Energy-Efficient Computer Systems: RISC-V Extensions for Machine Learning Inference at IoT's Edge Computing
Keywords:
Energy-Efficient Computer Systems, Instruction-level parallelism, RISC-V, Internet of Things, Machine learning (ML)Abstract
Over the past few decades, there have been numerous turning points in the massive transformation of computing systems. The limits of instruction-level parallelism (ILP) and the end of Dennard's scaling pushed the semiconductor sector toward multi-core devices, notwithstanding Moore's law, which directed the industry to pack more and more transistors and logic into the exact same volume. The era of domain-specific architectures (DSA) and processors for novel workloads like machine learning (ML) and artificial intelligence (AI) has recently begun. In addition to the difficulties brought on by tighter integration, extreme form factors, and increasingly varied workloads, these trends—possibly with additional limitations—further complicate the architecture, design, implementation, and power consumption optimization of systems.
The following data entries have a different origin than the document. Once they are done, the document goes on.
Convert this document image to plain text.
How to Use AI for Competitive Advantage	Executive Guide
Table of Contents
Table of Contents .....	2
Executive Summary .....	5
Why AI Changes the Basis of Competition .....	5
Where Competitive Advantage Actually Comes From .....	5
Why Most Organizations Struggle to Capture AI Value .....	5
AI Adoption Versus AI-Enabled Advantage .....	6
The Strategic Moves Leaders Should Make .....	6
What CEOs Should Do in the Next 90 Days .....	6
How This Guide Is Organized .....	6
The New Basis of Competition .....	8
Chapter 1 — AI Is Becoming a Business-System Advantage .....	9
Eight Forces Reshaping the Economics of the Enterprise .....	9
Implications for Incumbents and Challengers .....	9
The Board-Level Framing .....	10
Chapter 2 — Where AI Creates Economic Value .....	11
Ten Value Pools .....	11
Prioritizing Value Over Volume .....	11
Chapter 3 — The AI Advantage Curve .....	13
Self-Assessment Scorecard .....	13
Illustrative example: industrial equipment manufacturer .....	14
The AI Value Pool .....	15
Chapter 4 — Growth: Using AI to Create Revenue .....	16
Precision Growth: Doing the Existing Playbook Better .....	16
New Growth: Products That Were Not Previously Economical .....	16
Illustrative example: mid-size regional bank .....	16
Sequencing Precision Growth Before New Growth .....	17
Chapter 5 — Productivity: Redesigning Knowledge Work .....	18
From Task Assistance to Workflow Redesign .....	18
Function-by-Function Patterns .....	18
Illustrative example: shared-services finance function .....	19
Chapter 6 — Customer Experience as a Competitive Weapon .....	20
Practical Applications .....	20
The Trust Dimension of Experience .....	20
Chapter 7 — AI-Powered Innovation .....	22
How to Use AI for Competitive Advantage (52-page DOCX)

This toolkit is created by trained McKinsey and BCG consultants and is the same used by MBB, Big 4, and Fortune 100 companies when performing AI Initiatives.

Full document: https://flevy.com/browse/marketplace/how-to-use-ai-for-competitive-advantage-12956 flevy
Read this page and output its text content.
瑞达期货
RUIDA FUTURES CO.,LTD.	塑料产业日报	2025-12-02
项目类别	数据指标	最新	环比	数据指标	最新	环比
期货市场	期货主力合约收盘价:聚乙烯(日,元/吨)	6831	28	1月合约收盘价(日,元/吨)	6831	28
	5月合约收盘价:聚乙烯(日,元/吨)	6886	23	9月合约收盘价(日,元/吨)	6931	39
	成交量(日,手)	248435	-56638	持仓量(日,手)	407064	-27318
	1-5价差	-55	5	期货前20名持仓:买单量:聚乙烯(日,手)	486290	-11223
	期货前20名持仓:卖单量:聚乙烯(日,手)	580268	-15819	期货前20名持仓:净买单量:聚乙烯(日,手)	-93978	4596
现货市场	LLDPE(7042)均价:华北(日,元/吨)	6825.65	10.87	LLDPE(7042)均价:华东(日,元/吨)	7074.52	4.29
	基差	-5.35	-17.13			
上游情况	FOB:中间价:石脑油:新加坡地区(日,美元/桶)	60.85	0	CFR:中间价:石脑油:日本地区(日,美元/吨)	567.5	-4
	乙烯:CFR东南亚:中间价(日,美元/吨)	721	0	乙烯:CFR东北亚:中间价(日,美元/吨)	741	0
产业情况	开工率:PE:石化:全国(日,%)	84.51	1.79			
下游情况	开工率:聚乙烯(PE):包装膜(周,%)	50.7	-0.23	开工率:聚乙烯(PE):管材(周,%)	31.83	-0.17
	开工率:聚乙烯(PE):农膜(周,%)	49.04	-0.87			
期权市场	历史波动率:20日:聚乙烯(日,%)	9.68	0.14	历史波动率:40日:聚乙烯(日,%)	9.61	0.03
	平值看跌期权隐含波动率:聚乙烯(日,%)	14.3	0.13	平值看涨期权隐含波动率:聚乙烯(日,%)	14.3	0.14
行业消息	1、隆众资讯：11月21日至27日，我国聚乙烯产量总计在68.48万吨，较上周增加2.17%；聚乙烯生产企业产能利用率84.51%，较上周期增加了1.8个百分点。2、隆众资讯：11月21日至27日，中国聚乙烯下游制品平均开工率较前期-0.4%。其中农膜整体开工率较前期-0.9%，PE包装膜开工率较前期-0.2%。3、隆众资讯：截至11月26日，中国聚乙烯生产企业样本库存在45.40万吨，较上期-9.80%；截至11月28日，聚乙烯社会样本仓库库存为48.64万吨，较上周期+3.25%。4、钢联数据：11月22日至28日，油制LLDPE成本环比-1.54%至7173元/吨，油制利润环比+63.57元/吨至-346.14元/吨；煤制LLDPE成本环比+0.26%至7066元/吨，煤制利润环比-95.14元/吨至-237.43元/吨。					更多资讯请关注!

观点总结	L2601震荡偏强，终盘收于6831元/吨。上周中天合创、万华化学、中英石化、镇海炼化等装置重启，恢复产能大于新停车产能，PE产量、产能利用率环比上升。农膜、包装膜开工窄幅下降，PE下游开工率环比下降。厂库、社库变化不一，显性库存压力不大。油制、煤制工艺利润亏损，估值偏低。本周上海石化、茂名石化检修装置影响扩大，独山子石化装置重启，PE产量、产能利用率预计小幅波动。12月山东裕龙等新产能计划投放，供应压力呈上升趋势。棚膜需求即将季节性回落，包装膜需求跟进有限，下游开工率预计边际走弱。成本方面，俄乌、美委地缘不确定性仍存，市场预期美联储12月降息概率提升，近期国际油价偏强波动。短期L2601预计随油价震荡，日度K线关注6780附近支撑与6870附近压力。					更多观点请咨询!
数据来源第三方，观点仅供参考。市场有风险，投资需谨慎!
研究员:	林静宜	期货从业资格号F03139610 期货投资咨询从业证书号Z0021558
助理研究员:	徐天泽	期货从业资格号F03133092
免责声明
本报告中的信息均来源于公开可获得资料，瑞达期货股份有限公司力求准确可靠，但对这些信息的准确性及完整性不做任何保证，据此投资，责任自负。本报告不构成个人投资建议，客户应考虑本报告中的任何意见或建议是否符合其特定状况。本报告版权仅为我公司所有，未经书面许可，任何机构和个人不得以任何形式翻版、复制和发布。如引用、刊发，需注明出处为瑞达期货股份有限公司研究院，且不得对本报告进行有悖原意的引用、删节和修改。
Nowadays, across the board, energy efficiency is a first-order design constraint and parameter for computing equipment. The creation of energy-efficient computer systems using RISC-V architecture modifications specifically suited for machine learning inference is investigated in this study. While preserving inference speed and accuracy, the suggested extensions seek to decrease energy consumption, minimize instruction overhead, and maximize hardware utilization. Through the integration of domain-specific accelerators, memory-access optimizations, and lightweight vector operations, the extended RISC-V platform exhibits notable gains in performance per watt when compared to traditional architectures. Results from experiments and benchmark assessments demonstrate how well-suited the method is for real-time Internet of Things applications including industrial automation, smart healthcare, and environmental monitoring. AI-enabled IoT systems that are low-power, scalable, and sustainable are being advanced by this work.